Une atteinte rénale est typiquement confirmée lors de perte concomitante de la capacité à concentrer l’urine (densité urinaire < 1.030 chez le chien et < 1.035 chez le chat) et de RPCU augmenté (en l’absence d’inflammation/hématurie à l’urologie).
La valeur seuil de référence de la SDMA classiquement retenue pour détecter une atteinte du débit de filtration glomérulaire est de 14 µg/dl (sensibilité de 90 % pour la détection d’une baisse du DFG de plus de 40 %). Cependant, la spécificité est médiocre (environ 50 %). Une étude montre qu’une valeur seuil modifiée de 18 µg/dl autorise une sensibilité toujours importante (90 %) mais augmente la spécificité à 83 %.

La concentration des sels biliaires peut augmenter en raison d’une diminution de la masse fonctionnelle hépatique (ex. hépatite chronique, nécrose, néoplasme diffus), un shunt vasculaire (ex. SPS congénital ou acquis) ou une cholestase. La sévérité et la nature précise de l’atteinte hépatobiliaire ne peuvent être précisées par la seule mesure des sels biliaires.
Chez le chien/chat, il est recommandé de doser la concentration pré (à jeun) et post-prandiale (2h après un repas riche en graisses). La valeur basale est parfois supérieure à la valeur post-prandiale (contraction spontanée de la vésicule biliaire avant le repas).
Il s’agit d’un paramètre sensible pour mettre en évidence une dysfonction hépatobiliaire (sensibilité proche de 80%), en particulier un shunt porto-systémique (sensibilité proche de 100% dans ce cas). Ce paramètre est également très spécifique (proche de 100%).
Note : la fiabilité de ce paramètre est proche de l’ammonium, avec le net avantage d’être bien plus stable (l’ammonium doit être mesuré sur un plasma rapidement séparé, non hémolysé, non exposé à l’air, et maintenu à 4°C jusqu’à la mesure (<4 h)).

1/ Une valeur élevée de T4 libre permet généralement de confirmer une hyperthyroïdie. Dans quelques cas (+/- 5% des chats), la T4 libre peut être augmentée avec des pathologies extra-thyroïdiennes.

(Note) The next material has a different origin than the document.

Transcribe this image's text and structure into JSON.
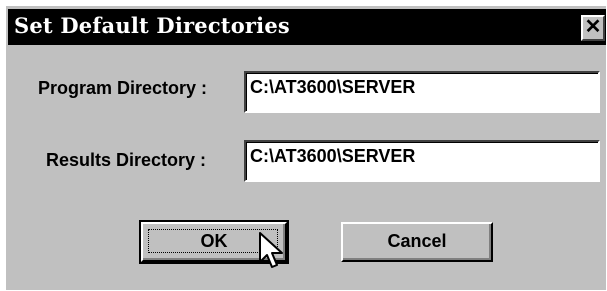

2/ Une valeur  » normale-haute  » de T4 libre ne permet pas d’exclure une hyperthyroïdie si la présentation clinique est évocatrice. La T4 libre reste dans les normes (hautes) chez environ 15% des chats hyperthyroïdiens.
Ceci peut s’expliquer par une forme débutante ou légère d’hyperthyroïdie. Une comorbidité (ex. diabète, IRC, MICI) et certaines médications (corticoïdes, TMS, AINS) peuvent aussi abaisser la T4 libre. Un suivi est alors recommandé après traitement éventuel (si possible) des comorbidités, et/ou interruption des médications pouvant abaisser la T4 libre.
NOTE : sur des situations équivoques, il a été montré que la TSH canine (cTSH) peut être mesurée : une valeur effondrée pourra renforcer la suspicion d’une hyperthyroïdie (30% des chats euthyroïdiens ont toutefois une TSH non mesurable).

3/ Une valeur  » normale-basse  » ou diminuée permet généralement d’exclure une hyperthyroïdie. Certaines pathologies extra-thyroïdiennes (ex. diabète, IRC, MICI) ou médications (corticoïdes, TMS, AINS) peuvent causer une chute de la T4 libre (sans engendrer d’hypothyroïdie clinique).

1/ Une valeur normale de T4 libre et de TSH permettent d’écarter une hypothyroïdie.

2/ Une valeur diminuée de T4 libre et une valeur élevée de TSH permettent de diagnostiquer une hypothyroïdie. Dans de rares cas, le TMS (voire le phénobarbital et une maladie extra-thyroïdienne) peuvent entraîner les mêmes variations sur la T4/TSH.

3/ Une valeur diminuée de T4 libre et une valeur normale de TSH ne sont pas en faveur d’une hypothyroïdie. La T4 libre diminuée peut être associée à d’autres pathologies extra-thyroïdiennes (endocriniennes ou inflammatoires par exemple) ou à certaines médiations (ex. corticoïdes, AINS, phénobarbital, TMS). Chez certaines races, la T4 peut également être physiologiquement plus basse (Greyhounds, Irish Wolfhounds, Sloughis, Salukis, etc.).
Il faut toutefois noter que 30% des chiens hypothyroïdiens peuvent avoir une TSH dans les normes. Un suivi est alors recommandé si la suspicion clinique persiste.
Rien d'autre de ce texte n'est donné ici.